Linux – Bad Blocks Exist in Virtual Device PERC H700 Integrated

bad-blocksdell-perch700linuxmegacli

I have a DELL server with PERC H700 Integrated controller. I've made RAID5 with 12 harddrives and the virtual device is in Optimal state, but I receive such errors under linux:

sd 0:2:0:0: [sda] Unhandled error code
sd 0:2:0:0: [sda]  Result: hostbyte=0x07 driverbyte=0x00
sd 0:2:0:0: [sda] CDB: cdb[0]=0x88: 88 00 00 00 00 07 22 50 bd 98 00 00 00 08 00 00
end_request: I/O error, dev sda, sector 30640487832
sd 0:2:0:0: [sda] Unhandled error code
sd 0:2:0:0: [sda]  Result: hostbyte=0x07 driverbyte=0x00
sd 0:2:0:0: [sda] CDB: cdb[0]=0x88: 88 00 00 00 00 07 22 50 bd 98 00 00 00 08 00 00
end_request: I/O error, dev sda, sector 30640487832
sd 0:2:0:0: [sda] Unhandled error code
sd 0:2:0:0: [sda]  Result: hostbyte=0x07 driverbyte=0x00
sd 0:2:0:0: [sda] CDB: cdb[0]=0x88: 88 00 00 00 00 07 22 50 bc e0 00 00 01 00 00 00
end_request: I/O error, dev sda, sector 30640487648

But all disk are in Firmware state: Online, Spun Up.
Also there is not a single ATA read or write error in any disk in the raid (I check them with smartctl -a -d sat+megaraid,N -H /dev/sda). The only strange thing is in the output in

megacli:
megacli -LDInfo -L0 -a0
...
Bad Blocks Exist: Yes

How could there be bad blocks in a Virtual Drive, which is in optimal state and no disk is broken or even with a single error? I tried "Consistency Check", but it finished successfully and the errors are still in dmesg. Could Someone help me to figure it out what is wrong with my raid?

Best Answer

The "Bad blocks exist" indicator of MegaCLI refers to the Soft Bad Block Management table which works as follows (quote from the MegaRaid docs):

If the CU detects a media error on the source drive during rebuild, it initiates a sector read for that block. If the sector read fails, the CU adds entries to the Soft Bad Block Management (SBBM) table, writes this table to the target drive, and displays an error message.

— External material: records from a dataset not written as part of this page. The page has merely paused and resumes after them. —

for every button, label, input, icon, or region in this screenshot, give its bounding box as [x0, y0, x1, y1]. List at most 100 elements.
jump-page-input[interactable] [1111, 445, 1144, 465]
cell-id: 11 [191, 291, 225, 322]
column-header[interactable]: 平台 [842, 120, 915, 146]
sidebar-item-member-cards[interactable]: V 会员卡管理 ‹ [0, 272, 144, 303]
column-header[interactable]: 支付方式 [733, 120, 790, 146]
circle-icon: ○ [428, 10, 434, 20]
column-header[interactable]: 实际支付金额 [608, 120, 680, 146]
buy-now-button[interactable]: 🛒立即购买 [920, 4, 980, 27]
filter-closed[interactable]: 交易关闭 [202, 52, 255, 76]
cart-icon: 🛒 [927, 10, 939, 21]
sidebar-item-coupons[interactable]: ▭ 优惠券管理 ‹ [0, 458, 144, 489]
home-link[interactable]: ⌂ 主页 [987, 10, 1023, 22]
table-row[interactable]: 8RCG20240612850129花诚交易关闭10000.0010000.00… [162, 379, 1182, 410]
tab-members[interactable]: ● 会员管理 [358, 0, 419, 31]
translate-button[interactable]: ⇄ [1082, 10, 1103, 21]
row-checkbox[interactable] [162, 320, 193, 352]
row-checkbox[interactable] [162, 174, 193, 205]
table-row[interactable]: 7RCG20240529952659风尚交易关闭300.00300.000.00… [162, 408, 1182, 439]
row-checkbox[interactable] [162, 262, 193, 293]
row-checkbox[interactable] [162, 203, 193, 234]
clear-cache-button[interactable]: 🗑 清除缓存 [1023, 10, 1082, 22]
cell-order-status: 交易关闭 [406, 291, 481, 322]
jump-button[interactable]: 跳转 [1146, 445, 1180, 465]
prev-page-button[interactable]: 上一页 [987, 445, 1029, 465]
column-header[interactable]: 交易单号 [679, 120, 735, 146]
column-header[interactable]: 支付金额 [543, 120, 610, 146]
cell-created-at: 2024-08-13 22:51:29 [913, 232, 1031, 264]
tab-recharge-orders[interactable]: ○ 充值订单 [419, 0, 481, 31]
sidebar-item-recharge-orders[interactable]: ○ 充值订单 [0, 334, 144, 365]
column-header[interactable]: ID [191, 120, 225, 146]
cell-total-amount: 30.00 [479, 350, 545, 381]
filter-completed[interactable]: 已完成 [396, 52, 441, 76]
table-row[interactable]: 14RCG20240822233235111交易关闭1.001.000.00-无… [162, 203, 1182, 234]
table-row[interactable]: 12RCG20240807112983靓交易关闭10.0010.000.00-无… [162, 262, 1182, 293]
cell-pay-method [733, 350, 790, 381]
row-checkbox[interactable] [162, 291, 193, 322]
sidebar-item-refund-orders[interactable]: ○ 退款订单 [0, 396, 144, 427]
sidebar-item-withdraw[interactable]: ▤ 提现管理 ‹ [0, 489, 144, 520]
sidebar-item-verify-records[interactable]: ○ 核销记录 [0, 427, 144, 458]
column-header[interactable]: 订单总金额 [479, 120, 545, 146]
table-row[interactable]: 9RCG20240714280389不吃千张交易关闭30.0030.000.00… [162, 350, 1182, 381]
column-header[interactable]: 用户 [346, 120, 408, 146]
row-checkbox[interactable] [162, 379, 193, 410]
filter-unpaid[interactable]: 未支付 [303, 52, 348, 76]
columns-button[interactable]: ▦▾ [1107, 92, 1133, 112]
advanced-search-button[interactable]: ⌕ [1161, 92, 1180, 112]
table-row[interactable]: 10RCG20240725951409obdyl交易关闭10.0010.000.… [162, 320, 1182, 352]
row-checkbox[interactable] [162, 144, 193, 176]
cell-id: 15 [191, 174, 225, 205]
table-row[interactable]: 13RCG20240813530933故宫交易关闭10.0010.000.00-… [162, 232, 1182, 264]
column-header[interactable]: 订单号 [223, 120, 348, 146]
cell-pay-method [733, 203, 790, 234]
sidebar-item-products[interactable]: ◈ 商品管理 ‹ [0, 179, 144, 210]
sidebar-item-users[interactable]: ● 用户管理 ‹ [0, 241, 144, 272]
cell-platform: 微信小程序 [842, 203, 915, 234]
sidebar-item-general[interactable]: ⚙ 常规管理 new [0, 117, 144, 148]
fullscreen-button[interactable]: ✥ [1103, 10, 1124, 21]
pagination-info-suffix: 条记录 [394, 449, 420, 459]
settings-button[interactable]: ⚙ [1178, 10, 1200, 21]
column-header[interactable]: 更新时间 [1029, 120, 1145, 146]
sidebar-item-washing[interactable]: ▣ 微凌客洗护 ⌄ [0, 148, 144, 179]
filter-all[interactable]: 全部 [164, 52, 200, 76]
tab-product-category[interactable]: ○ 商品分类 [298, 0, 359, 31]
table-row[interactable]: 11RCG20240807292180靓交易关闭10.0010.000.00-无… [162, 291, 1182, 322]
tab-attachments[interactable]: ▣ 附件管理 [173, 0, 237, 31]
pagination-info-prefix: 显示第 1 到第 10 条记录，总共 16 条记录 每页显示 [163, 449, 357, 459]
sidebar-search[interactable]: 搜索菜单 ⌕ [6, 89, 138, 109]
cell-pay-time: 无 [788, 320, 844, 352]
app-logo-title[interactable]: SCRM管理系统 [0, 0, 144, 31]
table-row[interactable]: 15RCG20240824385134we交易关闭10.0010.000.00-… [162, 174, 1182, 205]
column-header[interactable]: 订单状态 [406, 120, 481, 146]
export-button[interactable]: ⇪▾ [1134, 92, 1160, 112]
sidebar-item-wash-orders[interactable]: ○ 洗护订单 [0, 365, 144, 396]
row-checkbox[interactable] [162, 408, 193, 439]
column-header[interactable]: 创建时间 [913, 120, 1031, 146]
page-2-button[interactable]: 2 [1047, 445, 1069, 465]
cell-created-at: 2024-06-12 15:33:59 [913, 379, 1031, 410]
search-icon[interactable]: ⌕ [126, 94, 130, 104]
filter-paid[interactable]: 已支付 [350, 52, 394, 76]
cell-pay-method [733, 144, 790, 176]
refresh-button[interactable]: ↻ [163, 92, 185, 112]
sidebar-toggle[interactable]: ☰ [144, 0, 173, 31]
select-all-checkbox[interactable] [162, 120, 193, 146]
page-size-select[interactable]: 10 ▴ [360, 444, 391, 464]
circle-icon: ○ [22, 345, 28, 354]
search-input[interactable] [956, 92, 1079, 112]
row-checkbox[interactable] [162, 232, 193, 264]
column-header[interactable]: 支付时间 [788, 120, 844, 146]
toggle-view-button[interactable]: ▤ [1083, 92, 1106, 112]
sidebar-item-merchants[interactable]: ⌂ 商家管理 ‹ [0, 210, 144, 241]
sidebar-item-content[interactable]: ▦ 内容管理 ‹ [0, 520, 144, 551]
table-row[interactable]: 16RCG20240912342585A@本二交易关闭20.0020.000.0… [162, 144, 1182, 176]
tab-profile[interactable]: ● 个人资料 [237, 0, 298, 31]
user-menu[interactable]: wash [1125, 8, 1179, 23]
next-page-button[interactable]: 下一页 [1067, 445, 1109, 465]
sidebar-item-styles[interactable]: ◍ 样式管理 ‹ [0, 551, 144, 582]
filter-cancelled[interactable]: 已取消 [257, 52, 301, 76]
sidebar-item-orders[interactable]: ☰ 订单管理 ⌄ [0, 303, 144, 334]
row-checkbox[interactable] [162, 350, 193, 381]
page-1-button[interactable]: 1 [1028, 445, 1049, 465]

Additional error messages are displayed if the SBBM table is 80% full or 100% full. If the SBBM table is completely full, the rebuild operation is aborted, and the drive is marked as FAIL.

The SBBM table would not contain the same "bad" markings as what is reported by SMART as the criteria and methods of action are very different.

Take a look at which of your drives is reporting errors using megacli -LDPDInfo -aAll and give it a closer examination.